Our parents had just been through a war where family and friends had been killed or badly injured so they weren’t very sympathetic if we fell out of a tree!   We lived a much freer (and probably much more dangerous) life although the only injuries I remember, apart from the usual cuts and grazes – we seemed to have permanent scabs on our knees – was when my brother broke his arm falling off a wall and I came off my bike and shot through the wheels of the of the mobile grocer’s van but was amazingly unhurt apart from having gravel embedded in my stomach that took weeks to work it’s way out!   I don’t think Health and Safety existed – ponds didn’t have signs saying ‘Danger Deep Water’ and likewise it wasn’t deemed necessary to have a sign by a sink saying ‘Danger – Hot Water’ or indeed a warning on a packet of peanuts informing the consumer that the package ‘may contain nuts’.   In those days the government made the assumption that most people had a vestige of common sense and didn’t need to be nannied every step of the way.

My generation was pretty stoic – we weren’t encouraged to make a fuss.   If we fell over and hurt ourselves we wouldn’t be given a sweet (they were in any case rationed at that time) unless we were being particularly brave.   We didn’t get points for crying.   My father brought me up and he had some very strange ideas.   We were never allowed to complain about our feet – not that I remember having anything wrong with my feet – but he felt that only the very poor or the very careless would have ill-fitting shoes that would cause problems.   Being car sick was forbidden too – for some reason it was considered ‘common’.   I can’t imagine children today even know what that means.  

We either didn’t know, or didn’t care, about what went on behind closed doors.   We talked about having a gay old time but never equated that with the male couple who lived in the village.   Homosexuality was illegal so people were discreet and whatever happened in their home was none of anyone else’s business.   A woman, a dog and a walnut tree, the more you beat them the better they be is probably not a saying that anyone grows up with today.   There must have been domestic violence, probably quite a lot of it, but it wasn’t discussed much, if at all.   The terrible thing is that even today most abuse within the home is kept hidden so the knowledge that it happens hasn’t made it go away.

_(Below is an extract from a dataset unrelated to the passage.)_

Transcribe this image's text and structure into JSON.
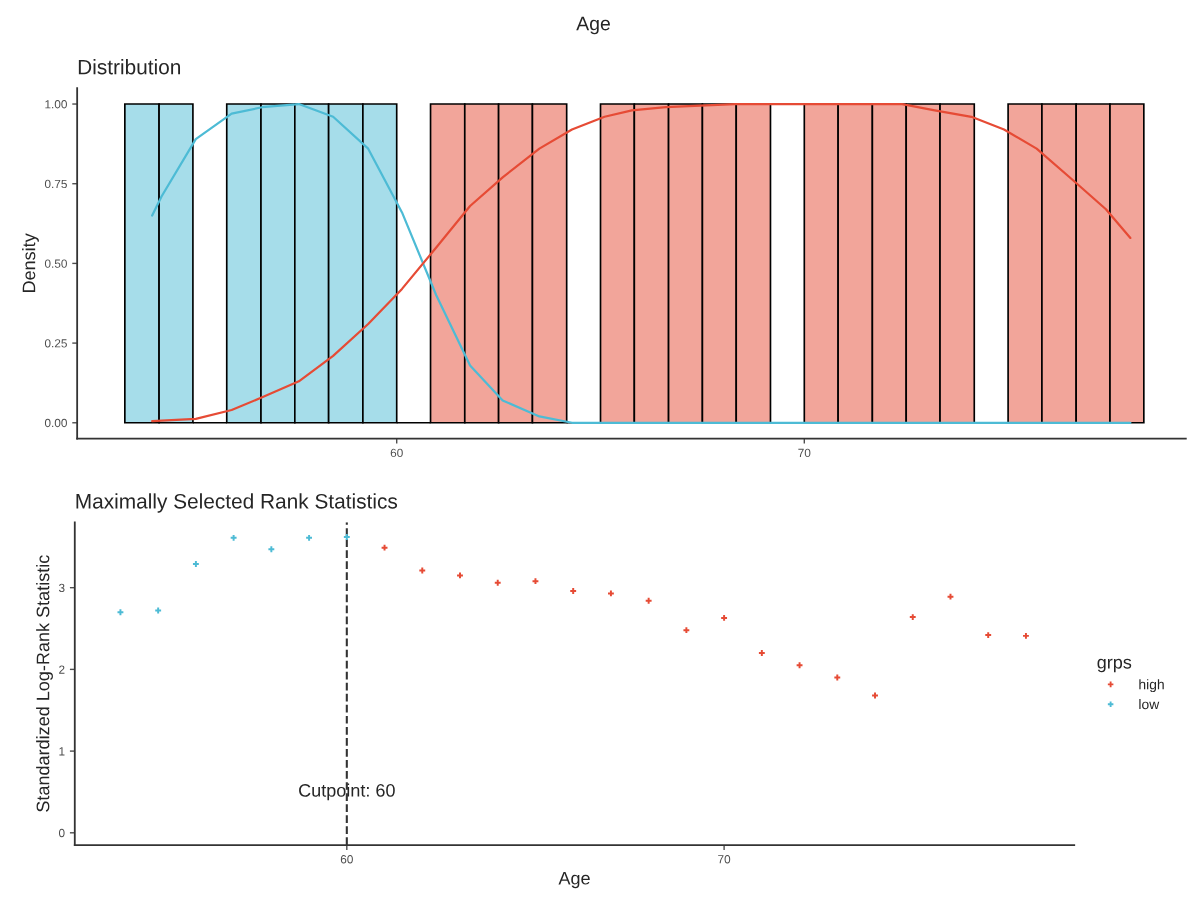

As for being a consumer – we have far too much choice today.   When I was young you just bought shampoo now you have to decide what hair type you are and then search through hundreds of different types – is my hair dry and fine, oily and coarse, dry and coarse, fine and oily – I don’t know, it’s hair!   As for creams and unguents for the face – that is a minefield.   I do occasionally buy some expensive cream that is thrust at me by a salesperson who assures me that I will look years younger – I have finally realised that this requires me to use it regularly, frequently in combination with several other expensive creams, and that just having them on my dressing table doesn’t work.   It is all so complicated – it could take up several hours a day – and in the case of famous film stars I’m sure it does, but then it is their livelihood.   My mother used something called Vanishing Cream – whatever happened to that?   I think the clue is in the name!